Pet Policy To Pilot This FallBy Karen E. Robinson
For the first time in recent memory, cats will be officially allowed in some dorms next term on a trial basis.
The policy’s main goal is to eliminate hidden cats while preventing them from being completely banished from undergraduate dorms, said former Dormitory Council President Jennifer A. Frank ’00. She hopes that this policy will help to promote responsible pet ownership among students.
A pilot program will exist this year in which only cats that lived in the dorm during the 1999-2000 academic year will be granted registration. Furthermore, this program will be restricted to “the dorms where undergraduates felt strongest about pets being part of their culture, said Karen A. Nilsson, associate director for operations. The dorms that will be permitted to house pets are Bexley, East Campus, Random Hall, and Senior House.
Nilsson and Frank have been the main authors and chief proponents of this new “cat policy.” The policy will be extended for another year to include new cats if all goes smoothly, and a final policy will be written if both pilot policies run smoothly, Nilsson said.
MIT has no intention to add other dorms or to include other animals to the policy, Nilsson said.
Owners must register pets
Under the pilot program, each cat owner agrees to accept responsibility for any damage the cat causes to MIT or other students’ property, to keep his cat only in cat-approved areas of the dorm, and to keep only one cat.
Cat owners must comply with city animal control and licensing laws and prevent flea infestations of their rooms and of the house. They must also insure that their cats have had all necessary vaccinations and are spayed or neutered at the appropriate age. Each cat will also be given a small red registration tag.
Each participating dorm will have a designated “PetComm,” who will keep on record the names, photographs, and veterinary history of all cats in a dorm.
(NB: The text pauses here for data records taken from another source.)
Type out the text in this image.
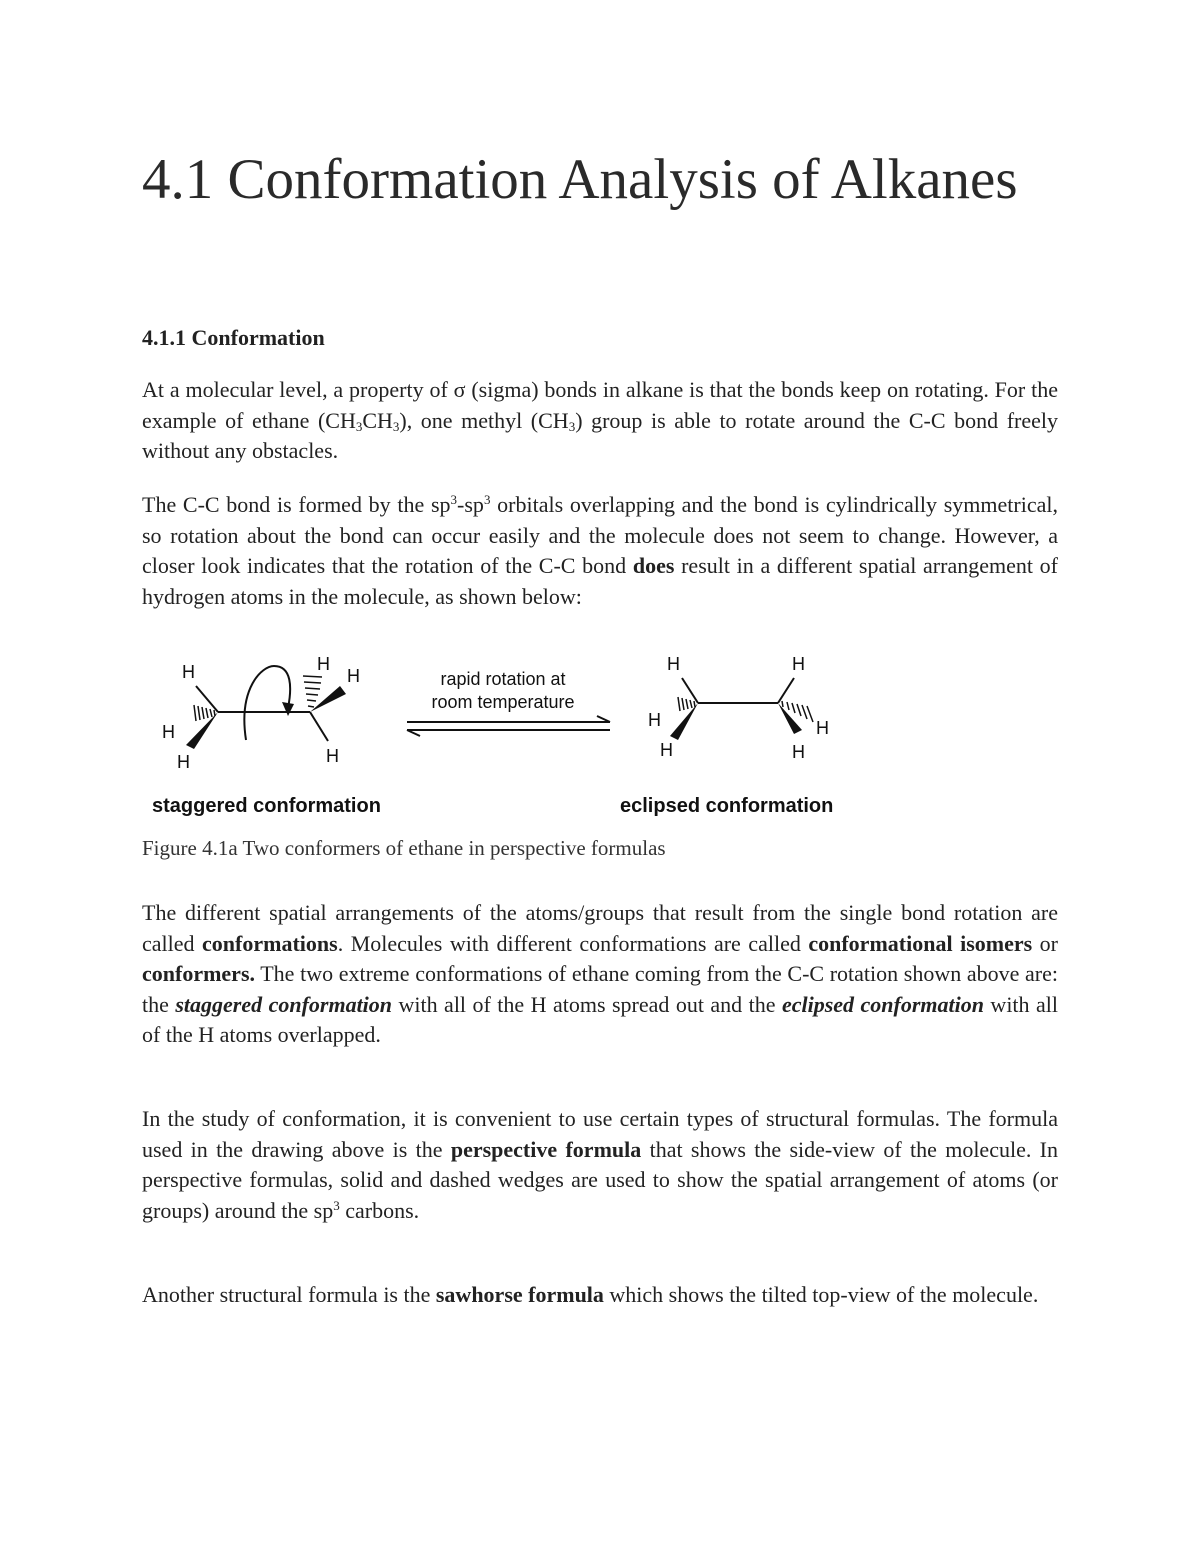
4.1 Conformation Analysis of Alkanes
4.1.1 Conformation

At a molecular level, a property of σ (sigma) bonds in alkane is that the bonds keep on rotating. For the example of ethane $(CH_3CH_3)$, one methyl $(CH_3)$ group is able to rotate around the C-C bond freely without any obstacles.

The C-C bond is formed by the $sp^3-sp^3$ orbitals overlapping and the bond is cylindrically symmetrical, so rotation about the bond can occur easily and the molecule does not seem to change. However, a closer look indicates that the rotation of the C-C bond does result in a different spatial arrangement of hydrogen atoms in the molecule, as shown below:

The different spatial arrangements of the atoms/groups that result from the single bond rotation are called conformations. Molecules with different conformations are called conformational isomers or conformers. The two extreme conformations of ethane coming from the C-C rotation shown above are: the staggered conformation with all of the H atoms spread out and the eclipsed conformation with all of the H atoms overlapped.

In the study of conformation, it is convenient to use certain types of structural formulas. The formula used in the drawing above is the perspective formula that shows the side-view of the molecule. In perspective formulas, solid and dashed wedges are used to show the spatial arrangement of atoms (or groups) around the $sp^3$ carbons.

Another structural formula is the sawhorse formula which shows the tilted top-view of the molecule.

H
H
H
H
H
H
rapid rotation at
room temperature
H	H
H
H
H
H
staggered conformation	eclipsed conformation
Figure 4.1a Two conformers of ethane in perspective formulas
Each of the four participating dorms will have a limited number of spaces for cats. There will be a maximum of five cats allowed in Bexley, twelve in East Campus, five in Random, and five in Senior House, said Matthew S. Cain ’02, president of Random Hall and vice president of DormCon.
Petcomm to oversee problems
In the case of any problems with the new policy, the Pet Chair and dorm Judicial Committee will be responsible for assessing damage and finding a solution. “We don’t want this burden to fall on house managers; they have enough to do, Frank said. “This is something the students want, so we should be taking care of it as much as possible.”
“We assume students are serious about having pets” after going through the registration process and seeing a veterinarian for the necessary pet care and proof thereof,” Nilsson said. “We hope they will follow this responsible set of rules,” and that there will therefore be few problems, she said.
Pet policy will be limited to cats
Nilsson and Frank were clear on the policy not extending to dogs, which can incur more liability, or smaller caged animals, which can generate more mess than cats.
As conference attendees are often housed in West Campus dorms, this policy will not be extended to the remaining dorms, Nilsson said.
“We will examine the pilot several times throughout the year, and in early spring,” Nilsson said. “The policy will stay as long as it is adhered to,” Nilsson said.
Policy to give students control
Dormcon president Jeffrey C. Roberts ’02 added that this pilot allows the RLSLP and other offices to give students some additional responsibility. Allowing students to keep this kind of responsibility is “one of Dormcon’s major goals,” he said.
Students and administrators have been working on establishing a pet policy since last winter, Evans said. In March, the final proposal was submitted to Nilsson and Andrew M. Eisenmann ’70, the former Director of Residential Life and Student Life Programs.
MIT’s policy was influenced heavily by the program at the California Institute of Technology, Frank said. “We looked for other schools with similar policies, and CalTech was the only one similar to MIT. The only other we found at all was [at] Reid College, a small liberal arts college in the Northwestern US.”